Если бы я могла иначе свести с ней счеты — открыто выйти на нее, может быть, отнять у нее Бера, сделать так, чтобы голос ее померк рядом с моей игрой, чтобы рядом со мной вся она не существовала, хотя бы для одного-единственного человека. Но у меня не было ничего. Я должна была мстить грубо.
Помню следующий за этим день. Утром она пела вокализы, к завтраку было два француза. Павел Федорович занимал их разговорами, поил дорогим вином. Говорили о том, какие у кого погреба. Потом мужчины ушли. Пришла с примеркой портниха. Потом…
Я вышла первая. Я дошла до площади, пересекла ее и вошла в полутемное, тесное кафе. Слева и справа шли столики, между ними был узкий проход, в конце его была перегородка. Я зашла за нее. Там было еще темнее. Сев за первый столик в углу, я заказала пиво и раскрыла газету. Расчет мой оказался правильным — через 10 минут Андрей Григорьевич Бер, в той же самой шляпе, с той же палкой в руке, вошел и сел в первом отделении, у самой перегородки. Я видела его сквозь прозрачный узор в матовом стекле, в полуаршине от себя. Было тихо, за окнами шел дождь; был тот особенный парижский час, когда в начале февраля месяца ни день и ни вечер, и как-то медленнее движется время и грустнее становится город.
…Мария Николаевна села рядом с ним, им что-то подали. Она была здесь. Мне все еще не верилось. Он взял обе ее руки, стянул с них перчатки, долго целовал их.

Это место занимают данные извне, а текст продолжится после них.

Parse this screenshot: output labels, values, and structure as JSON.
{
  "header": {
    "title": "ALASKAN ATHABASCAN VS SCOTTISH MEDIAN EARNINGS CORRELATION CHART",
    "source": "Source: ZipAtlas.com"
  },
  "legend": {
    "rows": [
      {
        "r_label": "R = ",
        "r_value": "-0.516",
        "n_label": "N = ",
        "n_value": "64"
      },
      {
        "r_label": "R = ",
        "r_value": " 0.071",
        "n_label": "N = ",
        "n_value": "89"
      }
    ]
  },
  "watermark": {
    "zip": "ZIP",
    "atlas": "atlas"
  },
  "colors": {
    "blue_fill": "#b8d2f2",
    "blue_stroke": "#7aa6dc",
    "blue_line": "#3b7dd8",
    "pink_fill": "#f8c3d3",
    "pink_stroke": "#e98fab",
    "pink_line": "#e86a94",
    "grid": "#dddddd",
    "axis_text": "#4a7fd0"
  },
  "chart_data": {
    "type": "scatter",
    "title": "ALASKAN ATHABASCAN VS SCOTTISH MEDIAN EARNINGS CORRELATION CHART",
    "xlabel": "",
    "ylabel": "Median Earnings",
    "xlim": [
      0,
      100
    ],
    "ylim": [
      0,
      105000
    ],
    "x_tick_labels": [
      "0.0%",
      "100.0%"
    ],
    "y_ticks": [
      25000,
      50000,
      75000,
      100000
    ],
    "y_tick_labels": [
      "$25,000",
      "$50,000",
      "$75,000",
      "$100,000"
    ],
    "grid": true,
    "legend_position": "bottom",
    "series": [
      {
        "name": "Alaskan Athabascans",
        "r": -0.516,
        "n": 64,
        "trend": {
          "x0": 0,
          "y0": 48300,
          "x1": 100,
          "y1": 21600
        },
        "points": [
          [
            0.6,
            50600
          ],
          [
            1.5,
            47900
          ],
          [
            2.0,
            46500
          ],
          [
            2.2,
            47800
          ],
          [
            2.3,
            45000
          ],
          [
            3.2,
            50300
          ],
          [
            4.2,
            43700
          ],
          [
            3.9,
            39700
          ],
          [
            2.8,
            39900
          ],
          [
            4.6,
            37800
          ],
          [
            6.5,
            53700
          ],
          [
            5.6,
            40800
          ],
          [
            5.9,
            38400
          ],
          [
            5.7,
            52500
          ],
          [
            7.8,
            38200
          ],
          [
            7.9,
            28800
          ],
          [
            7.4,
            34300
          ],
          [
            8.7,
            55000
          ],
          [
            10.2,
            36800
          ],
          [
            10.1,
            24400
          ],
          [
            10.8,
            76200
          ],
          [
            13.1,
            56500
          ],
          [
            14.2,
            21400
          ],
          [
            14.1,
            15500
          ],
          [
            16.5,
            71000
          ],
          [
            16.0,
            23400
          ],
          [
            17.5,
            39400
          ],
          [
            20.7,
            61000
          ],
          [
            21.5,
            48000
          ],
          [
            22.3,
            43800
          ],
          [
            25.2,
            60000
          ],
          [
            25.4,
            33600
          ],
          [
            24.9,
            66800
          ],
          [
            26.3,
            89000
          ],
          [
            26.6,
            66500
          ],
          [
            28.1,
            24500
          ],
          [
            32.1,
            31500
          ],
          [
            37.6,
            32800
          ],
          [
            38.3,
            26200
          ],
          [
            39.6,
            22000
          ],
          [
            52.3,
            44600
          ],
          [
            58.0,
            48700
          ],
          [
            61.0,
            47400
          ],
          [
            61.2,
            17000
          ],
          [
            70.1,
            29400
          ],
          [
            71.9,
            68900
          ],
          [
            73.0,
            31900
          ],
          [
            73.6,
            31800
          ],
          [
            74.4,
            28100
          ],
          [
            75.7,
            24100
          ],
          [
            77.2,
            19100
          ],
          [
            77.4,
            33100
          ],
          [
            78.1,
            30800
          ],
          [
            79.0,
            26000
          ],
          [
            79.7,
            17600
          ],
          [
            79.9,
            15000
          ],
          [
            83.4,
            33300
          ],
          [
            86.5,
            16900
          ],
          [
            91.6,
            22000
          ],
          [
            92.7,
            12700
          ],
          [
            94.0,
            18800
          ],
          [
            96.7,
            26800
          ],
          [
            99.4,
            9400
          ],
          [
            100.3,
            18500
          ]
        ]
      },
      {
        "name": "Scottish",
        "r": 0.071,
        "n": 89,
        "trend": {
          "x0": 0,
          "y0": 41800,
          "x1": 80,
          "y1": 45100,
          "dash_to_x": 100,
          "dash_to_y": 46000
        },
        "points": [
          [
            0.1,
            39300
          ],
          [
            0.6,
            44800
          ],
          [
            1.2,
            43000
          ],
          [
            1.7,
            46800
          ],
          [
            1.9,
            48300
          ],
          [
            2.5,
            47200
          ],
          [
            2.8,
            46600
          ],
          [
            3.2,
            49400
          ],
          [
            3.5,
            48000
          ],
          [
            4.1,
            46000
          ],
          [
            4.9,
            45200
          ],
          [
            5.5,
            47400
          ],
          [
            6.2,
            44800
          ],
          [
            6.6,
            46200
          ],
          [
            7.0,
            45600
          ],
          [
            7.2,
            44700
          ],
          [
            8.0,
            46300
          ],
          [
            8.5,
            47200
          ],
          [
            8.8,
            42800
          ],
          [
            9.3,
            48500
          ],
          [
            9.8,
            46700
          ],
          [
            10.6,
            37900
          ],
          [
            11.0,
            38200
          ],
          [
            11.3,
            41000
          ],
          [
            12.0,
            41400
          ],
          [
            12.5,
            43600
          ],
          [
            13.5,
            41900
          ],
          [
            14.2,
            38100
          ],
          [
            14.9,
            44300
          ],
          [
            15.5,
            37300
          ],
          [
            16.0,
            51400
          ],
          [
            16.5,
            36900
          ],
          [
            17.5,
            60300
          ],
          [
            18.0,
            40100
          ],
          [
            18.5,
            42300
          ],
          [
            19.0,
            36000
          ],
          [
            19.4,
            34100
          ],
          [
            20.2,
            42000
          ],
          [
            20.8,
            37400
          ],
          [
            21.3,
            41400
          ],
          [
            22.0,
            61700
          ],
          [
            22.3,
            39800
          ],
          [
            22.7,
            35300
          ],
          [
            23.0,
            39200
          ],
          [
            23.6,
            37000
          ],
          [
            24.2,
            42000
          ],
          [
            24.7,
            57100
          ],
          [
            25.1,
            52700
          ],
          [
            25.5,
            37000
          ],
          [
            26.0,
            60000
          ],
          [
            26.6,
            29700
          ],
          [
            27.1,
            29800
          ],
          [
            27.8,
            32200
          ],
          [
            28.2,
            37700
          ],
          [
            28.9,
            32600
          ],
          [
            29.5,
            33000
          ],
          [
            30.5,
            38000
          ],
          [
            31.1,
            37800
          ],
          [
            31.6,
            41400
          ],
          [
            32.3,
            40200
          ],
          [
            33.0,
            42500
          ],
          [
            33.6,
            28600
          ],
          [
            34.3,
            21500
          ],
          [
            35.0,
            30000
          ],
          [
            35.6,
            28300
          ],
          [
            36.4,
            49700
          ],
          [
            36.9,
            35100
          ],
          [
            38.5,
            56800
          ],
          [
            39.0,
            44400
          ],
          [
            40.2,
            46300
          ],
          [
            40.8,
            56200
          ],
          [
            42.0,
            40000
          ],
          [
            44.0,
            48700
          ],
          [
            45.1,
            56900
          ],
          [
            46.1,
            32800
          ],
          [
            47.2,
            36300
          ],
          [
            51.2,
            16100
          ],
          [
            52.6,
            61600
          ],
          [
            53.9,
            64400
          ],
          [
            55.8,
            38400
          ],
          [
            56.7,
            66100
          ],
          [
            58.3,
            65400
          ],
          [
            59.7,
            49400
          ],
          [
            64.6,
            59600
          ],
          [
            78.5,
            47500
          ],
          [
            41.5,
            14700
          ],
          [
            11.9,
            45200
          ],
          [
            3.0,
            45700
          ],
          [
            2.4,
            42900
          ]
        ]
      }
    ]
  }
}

— Не плачь, — сказала она вдруг. Прошло долгое молчание.
— У меня руки мокрые от твоих слез, — сказала она опять.
Большие стенные часы тикали надо мною, в темном углу; проехал грузовик. За цинковой стойкой дремал толстый хозяин — и больше ничего.
— Я не могу, — сказала она. — Я дала слово Павлу Федоровичу. Я не могу.